Because this case comes to us in the posture of a habeas appeal, the question is whether the state trial judge's behavior rendered the trial so fundamentally unfair as to violate federal due process under the U.S. Constitution. Gayle v. Scully, 779 F.2d 802, 06 (2d Cir.'85), cert. denied, 479 U.S. 838 ('86); McBee v. Grant, 763 F.2d 811, 18 (6th Cir.'85).
Mostella, 802 F.2d at 362 (judge's excessive questions and sarcastic comments did not amount to 'extreme overstepping of his proper judicial role'--conviction affirmed); Poland, 659 F.2d at 894 (finding trial judge's impatience with defense, displays of irritation, and use of sarcasm, while inappropriate, were not prejudicial).
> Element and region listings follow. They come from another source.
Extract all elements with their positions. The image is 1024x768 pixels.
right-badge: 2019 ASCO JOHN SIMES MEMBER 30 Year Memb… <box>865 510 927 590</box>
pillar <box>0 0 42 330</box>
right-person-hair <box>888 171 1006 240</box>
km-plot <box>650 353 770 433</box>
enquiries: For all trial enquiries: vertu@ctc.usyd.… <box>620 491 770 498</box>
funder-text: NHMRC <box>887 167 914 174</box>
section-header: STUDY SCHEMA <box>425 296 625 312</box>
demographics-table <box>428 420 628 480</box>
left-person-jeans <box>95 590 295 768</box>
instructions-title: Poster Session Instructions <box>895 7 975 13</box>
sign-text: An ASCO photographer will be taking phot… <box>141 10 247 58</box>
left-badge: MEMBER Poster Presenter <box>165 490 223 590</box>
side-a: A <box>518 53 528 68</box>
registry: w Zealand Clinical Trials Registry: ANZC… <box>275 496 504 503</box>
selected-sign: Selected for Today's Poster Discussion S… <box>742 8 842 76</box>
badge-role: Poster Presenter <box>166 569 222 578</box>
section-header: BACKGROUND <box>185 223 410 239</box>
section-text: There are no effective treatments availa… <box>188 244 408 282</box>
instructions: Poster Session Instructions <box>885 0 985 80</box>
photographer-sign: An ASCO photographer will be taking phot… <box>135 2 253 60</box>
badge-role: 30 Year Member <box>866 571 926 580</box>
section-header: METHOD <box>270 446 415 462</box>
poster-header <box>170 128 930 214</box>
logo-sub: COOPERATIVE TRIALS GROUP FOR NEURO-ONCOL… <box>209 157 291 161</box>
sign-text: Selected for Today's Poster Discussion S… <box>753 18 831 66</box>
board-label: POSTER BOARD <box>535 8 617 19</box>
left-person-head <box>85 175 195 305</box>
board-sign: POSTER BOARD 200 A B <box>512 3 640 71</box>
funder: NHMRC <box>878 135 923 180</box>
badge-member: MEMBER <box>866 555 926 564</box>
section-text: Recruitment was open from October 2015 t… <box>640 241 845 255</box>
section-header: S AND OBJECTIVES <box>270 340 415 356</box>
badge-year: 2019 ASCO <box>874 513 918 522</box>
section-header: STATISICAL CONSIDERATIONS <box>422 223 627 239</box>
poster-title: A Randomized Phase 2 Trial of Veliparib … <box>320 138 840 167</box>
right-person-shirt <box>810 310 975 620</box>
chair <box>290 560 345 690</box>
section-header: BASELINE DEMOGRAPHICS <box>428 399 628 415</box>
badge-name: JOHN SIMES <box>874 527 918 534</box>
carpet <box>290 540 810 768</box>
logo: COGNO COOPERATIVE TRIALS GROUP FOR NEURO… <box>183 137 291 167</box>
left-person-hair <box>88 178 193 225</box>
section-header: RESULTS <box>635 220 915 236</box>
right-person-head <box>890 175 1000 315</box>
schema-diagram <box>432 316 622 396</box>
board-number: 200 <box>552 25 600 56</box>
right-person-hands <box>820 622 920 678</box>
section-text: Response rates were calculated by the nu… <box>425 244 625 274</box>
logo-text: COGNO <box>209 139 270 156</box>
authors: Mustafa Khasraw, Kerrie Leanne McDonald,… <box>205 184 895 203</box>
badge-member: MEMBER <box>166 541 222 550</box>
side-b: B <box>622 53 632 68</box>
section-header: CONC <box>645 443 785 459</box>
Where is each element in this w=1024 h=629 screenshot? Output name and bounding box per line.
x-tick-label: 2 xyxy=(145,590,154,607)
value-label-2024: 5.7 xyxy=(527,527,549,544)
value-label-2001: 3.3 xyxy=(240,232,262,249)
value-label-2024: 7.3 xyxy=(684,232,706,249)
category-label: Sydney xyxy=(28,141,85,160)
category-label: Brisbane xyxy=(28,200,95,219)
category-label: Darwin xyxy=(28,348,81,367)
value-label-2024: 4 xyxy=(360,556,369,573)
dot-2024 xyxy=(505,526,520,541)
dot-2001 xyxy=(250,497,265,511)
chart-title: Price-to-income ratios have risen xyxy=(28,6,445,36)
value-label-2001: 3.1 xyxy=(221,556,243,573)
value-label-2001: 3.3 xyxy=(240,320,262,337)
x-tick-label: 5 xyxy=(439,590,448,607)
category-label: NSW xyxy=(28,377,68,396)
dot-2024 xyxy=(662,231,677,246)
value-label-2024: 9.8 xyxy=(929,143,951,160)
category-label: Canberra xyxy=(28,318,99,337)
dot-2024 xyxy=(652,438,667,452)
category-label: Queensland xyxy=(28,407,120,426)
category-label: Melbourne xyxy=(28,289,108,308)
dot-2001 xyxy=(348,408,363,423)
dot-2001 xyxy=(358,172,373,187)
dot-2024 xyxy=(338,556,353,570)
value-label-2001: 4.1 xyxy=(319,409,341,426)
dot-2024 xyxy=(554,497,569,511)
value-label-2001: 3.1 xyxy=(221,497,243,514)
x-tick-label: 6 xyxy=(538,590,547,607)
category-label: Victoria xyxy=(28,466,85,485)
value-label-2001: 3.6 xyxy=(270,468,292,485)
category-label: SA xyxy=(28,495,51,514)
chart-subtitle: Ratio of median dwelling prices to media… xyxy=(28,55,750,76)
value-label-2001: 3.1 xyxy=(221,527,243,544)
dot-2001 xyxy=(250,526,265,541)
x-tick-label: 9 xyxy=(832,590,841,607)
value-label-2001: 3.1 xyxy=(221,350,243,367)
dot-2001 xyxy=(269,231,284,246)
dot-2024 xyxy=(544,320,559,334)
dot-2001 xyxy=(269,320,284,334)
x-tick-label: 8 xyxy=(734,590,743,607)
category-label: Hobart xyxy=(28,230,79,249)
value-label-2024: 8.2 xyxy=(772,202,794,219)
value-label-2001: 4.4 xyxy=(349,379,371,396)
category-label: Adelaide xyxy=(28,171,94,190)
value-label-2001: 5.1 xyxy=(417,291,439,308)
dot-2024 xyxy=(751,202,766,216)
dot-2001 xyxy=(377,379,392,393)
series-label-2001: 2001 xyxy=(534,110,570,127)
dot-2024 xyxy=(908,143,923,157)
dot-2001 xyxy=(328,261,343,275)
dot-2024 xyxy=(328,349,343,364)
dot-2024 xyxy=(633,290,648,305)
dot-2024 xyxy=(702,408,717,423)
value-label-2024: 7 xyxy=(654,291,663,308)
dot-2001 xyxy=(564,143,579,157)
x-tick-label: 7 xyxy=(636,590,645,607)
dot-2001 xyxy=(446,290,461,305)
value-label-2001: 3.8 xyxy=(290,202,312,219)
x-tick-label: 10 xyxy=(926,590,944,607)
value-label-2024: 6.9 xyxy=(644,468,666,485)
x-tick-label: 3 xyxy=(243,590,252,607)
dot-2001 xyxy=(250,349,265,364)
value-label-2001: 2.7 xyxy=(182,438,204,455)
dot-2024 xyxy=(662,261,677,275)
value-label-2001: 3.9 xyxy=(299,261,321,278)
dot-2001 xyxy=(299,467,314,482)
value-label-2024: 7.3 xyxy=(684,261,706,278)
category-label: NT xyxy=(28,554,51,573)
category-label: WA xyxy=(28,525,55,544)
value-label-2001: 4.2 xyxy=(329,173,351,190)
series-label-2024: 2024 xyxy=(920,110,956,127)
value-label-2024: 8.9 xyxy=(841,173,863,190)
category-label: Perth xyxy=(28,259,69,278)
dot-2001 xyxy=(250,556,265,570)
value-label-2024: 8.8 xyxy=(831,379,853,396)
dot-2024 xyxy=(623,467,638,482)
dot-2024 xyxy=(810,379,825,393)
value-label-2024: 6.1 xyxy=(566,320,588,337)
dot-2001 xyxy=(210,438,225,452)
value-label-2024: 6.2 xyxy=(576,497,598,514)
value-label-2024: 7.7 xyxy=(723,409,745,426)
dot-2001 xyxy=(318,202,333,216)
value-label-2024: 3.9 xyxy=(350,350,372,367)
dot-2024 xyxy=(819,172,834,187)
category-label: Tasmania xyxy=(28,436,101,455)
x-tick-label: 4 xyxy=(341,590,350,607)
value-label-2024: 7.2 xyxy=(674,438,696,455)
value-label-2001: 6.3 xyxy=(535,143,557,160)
A federal court has no supervisory authority over criminal proceedings in state courts. The only standards it can impose on the states are those dictated by the Constitution. Daye, 712 F.2d at 1571. Objectionable as some actions might be, when considered in the context of the trial as a whole they are not 'of sufficient gravity to warrant the conclusion that fundamental fairness has been denied.' Id. at 1572. See Gayle v. Scully, at 807 (trial judge's caustic, sarcastic comments and offensive conduct, although perhaps inconsistent with institutional standards of federal courts, did not violate due process); Daye, at 1572 (trial judge's skeptical attitude toward defendant's testimony, and his reinforcement of identification evidence by government witnesses, 'approached but did not cross the line that permits [a ruling] that the Constitution has been violated').